As parents, we want the absolute best for our children. If not ‘the best’, then at least a little more than what we had growing up. For parents with new babies or young toddlers, the thought of searching out the best school may seem a bit premature, but it’s never to early to start researching your options.
Choosing your child’s education path is one of the biggest decisions a parent needs to make. There are different options available to parents, but not everyone knows or understands them all. Around the time baby starts walking and celebrates their first birthday, as parents, you need to start discussing and planning what type of education you want for your children. There are a few things you need to keep in mind when choosing the best school for you and your children: understand your child, make a list of things that are important in a school, begin evaluating potential schools and visiting them and, if appropriate, involve your children in the decision making process.
Public or Catholic?
The first and most common option is whether to put your child into the public or Catholic school board. Now, both of these options begin the year your child turns four. So, if little Sadie was born anytime in 2008, she would be starting school this September for both the public and Catholic school boards. Little Sadie would be in a classroom with other students all of the same age and this would continue year to year. The Catholic board differs in that parents need to provide a baptism certificate for one of the parents and the child, and will have to fill out a form stating that their property taxes are directed to the Catholic board. Children may register for both school boards free of cost.
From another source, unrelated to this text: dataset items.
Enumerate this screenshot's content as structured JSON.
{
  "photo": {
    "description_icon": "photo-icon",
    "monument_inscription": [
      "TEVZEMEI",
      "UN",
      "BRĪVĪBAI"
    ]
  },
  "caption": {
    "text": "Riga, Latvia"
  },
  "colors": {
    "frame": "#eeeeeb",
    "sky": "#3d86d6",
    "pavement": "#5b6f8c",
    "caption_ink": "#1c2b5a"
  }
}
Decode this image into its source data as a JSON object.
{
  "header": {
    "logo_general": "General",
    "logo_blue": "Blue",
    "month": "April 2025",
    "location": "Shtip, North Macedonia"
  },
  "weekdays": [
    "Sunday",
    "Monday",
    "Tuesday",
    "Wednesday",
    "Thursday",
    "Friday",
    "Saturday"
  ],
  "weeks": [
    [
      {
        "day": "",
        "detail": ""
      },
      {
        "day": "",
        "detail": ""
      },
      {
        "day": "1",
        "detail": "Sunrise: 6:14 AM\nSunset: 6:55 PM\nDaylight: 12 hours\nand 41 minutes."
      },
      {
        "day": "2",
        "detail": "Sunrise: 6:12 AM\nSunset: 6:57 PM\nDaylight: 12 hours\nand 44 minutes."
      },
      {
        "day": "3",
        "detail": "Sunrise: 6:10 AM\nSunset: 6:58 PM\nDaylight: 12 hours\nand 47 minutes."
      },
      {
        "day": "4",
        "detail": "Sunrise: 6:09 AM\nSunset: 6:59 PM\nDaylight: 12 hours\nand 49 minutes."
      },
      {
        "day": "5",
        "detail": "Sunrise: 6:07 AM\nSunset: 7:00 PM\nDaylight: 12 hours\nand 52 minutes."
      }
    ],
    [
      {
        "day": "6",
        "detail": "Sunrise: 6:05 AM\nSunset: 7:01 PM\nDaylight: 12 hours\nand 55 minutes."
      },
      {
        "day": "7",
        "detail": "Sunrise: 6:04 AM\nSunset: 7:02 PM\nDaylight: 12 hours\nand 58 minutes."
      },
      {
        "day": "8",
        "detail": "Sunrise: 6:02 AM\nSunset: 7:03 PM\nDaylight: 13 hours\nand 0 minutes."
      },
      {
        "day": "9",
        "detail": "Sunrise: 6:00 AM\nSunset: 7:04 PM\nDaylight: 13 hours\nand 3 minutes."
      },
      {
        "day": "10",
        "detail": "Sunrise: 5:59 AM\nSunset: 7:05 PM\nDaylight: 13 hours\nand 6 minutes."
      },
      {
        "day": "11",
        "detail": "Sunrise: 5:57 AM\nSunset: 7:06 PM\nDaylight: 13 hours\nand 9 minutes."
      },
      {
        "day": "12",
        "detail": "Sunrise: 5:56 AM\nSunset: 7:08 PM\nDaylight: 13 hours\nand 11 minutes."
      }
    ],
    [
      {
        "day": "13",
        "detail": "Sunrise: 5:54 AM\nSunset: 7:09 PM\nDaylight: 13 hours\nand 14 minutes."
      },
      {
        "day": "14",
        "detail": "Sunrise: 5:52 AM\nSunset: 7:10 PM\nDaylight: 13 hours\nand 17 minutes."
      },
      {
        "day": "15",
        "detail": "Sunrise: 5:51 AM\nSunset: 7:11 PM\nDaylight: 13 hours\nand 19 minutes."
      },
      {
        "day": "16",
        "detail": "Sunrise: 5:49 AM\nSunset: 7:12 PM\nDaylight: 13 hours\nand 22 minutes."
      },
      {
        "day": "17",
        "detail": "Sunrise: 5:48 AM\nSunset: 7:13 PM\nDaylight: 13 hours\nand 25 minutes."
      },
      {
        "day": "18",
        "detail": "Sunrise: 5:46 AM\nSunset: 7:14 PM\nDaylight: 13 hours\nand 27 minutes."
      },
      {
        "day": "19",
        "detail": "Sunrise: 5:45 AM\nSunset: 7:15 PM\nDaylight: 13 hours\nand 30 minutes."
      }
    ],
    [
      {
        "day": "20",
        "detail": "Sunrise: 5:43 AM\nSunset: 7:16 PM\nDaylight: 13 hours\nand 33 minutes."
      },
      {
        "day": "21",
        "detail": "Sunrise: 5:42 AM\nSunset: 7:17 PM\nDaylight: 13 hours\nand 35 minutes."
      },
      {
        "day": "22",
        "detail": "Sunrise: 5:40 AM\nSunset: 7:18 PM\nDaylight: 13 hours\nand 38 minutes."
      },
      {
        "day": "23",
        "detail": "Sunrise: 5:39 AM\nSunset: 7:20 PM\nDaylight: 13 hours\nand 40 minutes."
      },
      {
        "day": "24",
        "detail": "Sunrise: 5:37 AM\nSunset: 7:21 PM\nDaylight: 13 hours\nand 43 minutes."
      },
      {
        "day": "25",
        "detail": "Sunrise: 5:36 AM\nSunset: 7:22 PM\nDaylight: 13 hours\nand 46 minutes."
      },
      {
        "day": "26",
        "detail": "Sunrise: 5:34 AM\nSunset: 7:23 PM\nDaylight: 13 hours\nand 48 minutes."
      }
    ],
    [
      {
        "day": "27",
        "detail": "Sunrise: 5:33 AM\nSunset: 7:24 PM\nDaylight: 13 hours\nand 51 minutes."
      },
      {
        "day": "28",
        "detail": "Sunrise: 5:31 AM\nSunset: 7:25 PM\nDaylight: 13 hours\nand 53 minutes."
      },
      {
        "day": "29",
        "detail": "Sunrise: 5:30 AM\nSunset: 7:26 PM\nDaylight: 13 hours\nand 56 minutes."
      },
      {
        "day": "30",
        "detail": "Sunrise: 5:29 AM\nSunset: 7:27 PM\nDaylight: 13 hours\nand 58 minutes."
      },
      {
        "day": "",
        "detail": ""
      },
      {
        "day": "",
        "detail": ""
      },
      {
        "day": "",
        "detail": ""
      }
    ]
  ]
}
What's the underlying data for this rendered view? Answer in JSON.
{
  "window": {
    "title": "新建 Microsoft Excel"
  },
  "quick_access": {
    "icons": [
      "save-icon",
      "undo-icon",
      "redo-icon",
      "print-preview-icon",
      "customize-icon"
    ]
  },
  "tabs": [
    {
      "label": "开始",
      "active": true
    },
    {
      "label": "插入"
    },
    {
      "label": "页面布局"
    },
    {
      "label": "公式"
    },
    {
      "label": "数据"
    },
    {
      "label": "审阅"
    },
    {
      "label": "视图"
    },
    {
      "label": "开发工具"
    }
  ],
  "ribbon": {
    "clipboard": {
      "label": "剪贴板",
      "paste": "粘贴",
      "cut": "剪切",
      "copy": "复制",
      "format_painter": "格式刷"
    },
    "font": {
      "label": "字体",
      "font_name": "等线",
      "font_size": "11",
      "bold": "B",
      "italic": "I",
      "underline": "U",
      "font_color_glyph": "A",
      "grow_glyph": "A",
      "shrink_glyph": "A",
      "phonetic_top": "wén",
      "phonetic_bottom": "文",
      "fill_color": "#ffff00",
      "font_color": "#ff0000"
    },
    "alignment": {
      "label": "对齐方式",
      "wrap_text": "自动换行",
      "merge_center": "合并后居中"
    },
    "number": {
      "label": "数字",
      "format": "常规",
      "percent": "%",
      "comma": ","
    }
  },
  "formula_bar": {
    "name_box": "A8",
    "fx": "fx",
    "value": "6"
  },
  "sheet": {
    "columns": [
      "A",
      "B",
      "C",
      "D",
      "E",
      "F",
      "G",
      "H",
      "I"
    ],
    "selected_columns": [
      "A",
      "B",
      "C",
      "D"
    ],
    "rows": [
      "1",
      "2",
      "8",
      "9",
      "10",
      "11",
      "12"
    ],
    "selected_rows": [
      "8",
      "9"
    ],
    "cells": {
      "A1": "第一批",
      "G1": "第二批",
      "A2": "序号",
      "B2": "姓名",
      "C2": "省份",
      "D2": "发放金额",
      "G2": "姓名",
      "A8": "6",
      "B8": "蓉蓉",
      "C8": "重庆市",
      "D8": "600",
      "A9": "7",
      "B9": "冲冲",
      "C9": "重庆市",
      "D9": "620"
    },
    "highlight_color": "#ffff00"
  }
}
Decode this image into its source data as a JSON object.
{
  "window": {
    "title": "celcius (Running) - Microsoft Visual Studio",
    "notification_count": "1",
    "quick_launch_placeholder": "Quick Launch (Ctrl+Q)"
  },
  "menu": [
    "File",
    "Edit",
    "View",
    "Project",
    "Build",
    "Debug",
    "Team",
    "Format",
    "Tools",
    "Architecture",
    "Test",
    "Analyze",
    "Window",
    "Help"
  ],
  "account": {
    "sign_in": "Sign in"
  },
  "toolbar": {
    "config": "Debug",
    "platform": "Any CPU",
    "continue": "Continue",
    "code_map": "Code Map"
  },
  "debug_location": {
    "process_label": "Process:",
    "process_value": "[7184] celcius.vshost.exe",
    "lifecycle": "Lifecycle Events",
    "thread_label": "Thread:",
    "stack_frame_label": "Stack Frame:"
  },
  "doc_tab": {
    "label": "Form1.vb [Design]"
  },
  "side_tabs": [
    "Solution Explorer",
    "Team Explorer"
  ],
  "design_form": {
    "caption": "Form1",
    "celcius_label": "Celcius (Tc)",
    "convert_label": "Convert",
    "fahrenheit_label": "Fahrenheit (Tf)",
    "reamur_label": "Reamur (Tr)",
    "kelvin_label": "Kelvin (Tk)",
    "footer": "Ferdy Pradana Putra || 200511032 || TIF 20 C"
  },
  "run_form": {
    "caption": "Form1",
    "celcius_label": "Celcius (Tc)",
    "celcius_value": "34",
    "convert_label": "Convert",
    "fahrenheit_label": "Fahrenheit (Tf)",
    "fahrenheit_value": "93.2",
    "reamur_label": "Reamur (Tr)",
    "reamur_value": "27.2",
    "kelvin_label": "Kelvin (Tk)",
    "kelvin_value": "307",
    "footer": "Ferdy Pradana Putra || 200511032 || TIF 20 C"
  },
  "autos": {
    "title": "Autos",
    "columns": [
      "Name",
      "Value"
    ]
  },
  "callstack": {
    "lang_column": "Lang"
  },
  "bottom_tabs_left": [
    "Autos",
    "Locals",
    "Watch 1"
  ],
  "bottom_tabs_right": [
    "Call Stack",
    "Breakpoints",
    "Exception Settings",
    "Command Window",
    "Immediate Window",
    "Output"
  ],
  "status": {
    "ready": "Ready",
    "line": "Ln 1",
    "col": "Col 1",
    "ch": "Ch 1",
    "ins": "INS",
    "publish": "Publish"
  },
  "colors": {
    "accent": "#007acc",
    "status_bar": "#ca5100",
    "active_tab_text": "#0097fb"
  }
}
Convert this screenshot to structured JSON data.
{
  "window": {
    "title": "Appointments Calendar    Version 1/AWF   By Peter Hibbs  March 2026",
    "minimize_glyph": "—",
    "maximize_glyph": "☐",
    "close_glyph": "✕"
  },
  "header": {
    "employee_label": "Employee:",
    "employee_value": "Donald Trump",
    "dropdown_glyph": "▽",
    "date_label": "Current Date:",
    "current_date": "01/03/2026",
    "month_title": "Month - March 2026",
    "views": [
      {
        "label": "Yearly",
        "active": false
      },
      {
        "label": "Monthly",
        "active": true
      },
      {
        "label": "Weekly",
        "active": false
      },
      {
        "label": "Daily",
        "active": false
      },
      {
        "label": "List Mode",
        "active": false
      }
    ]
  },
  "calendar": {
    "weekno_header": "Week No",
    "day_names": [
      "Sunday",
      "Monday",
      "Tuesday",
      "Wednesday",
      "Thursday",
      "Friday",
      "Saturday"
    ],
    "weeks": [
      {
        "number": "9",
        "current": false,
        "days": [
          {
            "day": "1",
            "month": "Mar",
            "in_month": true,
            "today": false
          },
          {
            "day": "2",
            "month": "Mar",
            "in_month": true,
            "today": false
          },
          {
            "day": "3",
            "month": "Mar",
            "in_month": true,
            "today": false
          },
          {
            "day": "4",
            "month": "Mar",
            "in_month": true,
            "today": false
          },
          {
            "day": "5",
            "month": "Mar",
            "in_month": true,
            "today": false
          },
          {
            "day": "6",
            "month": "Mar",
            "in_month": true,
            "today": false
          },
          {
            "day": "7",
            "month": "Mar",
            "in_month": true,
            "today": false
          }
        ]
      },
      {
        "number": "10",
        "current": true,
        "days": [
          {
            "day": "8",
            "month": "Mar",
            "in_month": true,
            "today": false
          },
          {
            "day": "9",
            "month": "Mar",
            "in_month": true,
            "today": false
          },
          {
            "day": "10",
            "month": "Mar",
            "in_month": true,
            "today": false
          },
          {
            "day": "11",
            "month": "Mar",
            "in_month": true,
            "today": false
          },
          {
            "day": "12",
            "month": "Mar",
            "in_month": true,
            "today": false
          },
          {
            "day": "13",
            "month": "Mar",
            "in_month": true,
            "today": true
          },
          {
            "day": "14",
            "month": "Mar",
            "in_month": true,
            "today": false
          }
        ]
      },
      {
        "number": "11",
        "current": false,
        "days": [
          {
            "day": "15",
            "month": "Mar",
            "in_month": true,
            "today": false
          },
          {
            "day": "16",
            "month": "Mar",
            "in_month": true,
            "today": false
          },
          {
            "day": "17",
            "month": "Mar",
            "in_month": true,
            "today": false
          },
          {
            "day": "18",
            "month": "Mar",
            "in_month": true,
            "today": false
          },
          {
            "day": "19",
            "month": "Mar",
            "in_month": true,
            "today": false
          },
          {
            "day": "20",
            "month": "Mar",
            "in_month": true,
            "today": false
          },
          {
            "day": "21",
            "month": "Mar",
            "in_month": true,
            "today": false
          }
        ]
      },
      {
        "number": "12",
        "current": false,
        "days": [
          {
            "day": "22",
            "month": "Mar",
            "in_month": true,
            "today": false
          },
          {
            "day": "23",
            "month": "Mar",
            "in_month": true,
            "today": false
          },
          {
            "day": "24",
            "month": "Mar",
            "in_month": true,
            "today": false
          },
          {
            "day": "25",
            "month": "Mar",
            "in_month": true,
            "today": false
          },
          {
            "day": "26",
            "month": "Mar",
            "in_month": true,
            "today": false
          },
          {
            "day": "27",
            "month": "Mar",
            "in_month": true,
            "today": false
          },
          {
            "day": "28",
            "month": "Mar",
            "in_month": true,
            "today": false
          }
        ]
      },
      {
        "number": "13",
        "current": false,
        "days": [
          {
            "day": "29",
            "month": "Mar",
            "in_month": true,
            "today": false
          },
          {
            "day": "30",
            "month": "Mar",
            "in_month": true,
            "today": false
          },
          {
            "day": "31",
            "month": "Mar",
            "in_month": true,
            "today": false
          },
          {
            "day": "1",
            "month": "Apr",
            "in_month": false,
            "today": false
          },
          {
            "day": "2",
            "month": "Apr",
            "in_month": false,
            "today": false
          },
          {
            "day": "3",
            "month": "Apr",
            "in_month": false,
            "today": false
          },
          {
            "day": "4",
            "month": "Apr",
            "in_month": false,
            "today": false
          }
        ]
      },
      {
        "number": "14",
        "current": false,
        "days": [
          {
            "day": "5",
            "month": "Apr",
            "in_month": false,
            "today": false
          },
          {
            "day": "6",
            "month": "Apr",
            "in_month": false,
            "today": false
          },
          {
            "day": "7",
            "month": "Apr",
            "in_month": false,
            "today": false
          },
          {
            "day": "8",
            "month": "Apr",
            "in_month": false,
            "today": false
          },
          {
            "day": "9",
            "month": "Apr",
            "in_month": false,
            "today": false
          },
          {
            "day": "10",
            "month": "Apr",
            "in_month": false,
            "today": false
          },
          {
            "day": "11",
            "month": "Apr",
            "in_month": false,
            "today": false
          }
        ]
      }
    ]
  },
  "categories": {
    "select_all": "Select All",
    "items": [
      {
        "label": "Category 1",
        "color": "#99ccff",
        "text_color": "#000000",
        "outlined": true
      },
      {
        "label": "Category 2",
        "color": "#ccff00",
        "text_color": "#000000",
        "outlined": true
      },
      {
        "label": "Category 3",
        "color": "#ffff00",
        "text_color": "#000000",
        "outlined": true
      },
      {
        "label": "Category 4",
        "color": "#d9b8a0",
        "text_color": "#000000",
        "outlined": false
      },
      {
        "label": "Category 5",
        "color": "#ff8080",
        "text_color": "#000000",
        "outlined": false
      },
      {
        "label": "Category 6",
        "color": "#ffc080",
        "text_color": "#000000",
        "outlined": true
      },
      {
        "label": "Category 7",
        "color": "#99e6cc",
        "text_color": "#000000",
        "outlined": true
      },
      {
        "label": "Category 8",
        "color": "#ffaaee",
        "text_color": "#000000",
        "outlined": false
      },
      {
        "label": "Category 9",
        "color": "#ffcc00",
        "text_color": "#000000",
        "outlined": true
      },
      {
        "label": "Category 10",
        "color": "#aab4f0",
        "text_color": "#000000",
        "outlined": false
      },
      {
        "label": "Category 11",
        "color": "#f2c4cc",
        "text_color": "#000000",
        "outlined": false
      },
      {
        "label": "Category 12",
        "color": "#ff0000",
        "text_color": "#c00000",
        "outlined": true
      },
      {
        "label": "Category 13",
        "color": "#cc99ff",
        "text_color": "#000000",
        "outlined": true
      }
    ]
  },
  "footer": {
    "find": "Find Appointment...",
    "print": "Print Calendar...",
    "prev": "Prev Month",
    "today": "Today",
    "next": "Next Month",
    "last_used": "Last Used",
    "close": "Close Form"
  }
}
French Immersion or Francophone?
Within the two school boards mentioned above, there is also the option to register your child in a French Immersion school. This means that the students will learn to speak French and will be taught subjects in French. Correspondence in these schools between parents and teachers is commonly in English if the parents are English speaking. This program can start in Kindergarten but can also start in later years. There are also private French Immersion schools. Children enrolled in a Francophone program generally speak French or have at least one parent who does. Correspondence between parents and teachers is commonly done in French.
Another popular option for parents is to enroll their child in Montessori school. These schools are private and tuition needs to be paid. One benefit is that their programs begin at a much younger age, most taking children at 2 1⁄2 years. The Montessori education is characterized by an emphasis on independence, freedom within limits and respect for
a child’s natural psychological development as well as technological advancements in society. In the Montessori environment, classrooms have children of mixed ages, students choose their activities within a prescribed range of options, there are uninterrupted
blocks of work time with specialized educational materials and there is a Constructivist or discovery model where students learn concepts from working with the materials as opposed to learning through instruction.
A Waldorf education is another option for parents when deciding on what type of education they want for their child (again tuition needs to be paid for these schools). Learning is interdisciplinary, integrating practical, artistic and conceptual elements. The Waldorf approach emphasizes the role of the imagination in learning, developing thinking that includes a creative as well as an analytic component. The goals are to provide young people with a basis on which to develop into free, morally responsible and integrated individuals.
There are also various alternative type schools based on religion, talents, interests etc. Most of them are private but there are some options provided from the public school boards. Each alternative school is unique with its own approach to curriculum delivery and often requires a volunteer commitment from parents. Parents should research their options to find the right fit for their morals and philosophies.
And if none of these options are right for a family, there is also the option to home school. Parents take direct responsibility for their children’s education instead of sending them to a school. Parents do not need to be trained teachers and there are no legal avenues parents need to seek out. They just need to decide which approach they would like to take (although each parent’s approach can land anywhere on the spectrum). For example, there is a more structured approach in which the family follows a grade based curriculum using textbooks and worksheets. On the opposite end of the spectrum, there is child-led learning which is less formal and is integrated into daily life.
So, while making a decision may seem daunting, talking about it, knowing what is important to you and researching your options early will make this decision a little less stressful. Some parents spend some time researching each schools EQUA results to find the ‘best’ school for their kids, but remember it is not always about the grades!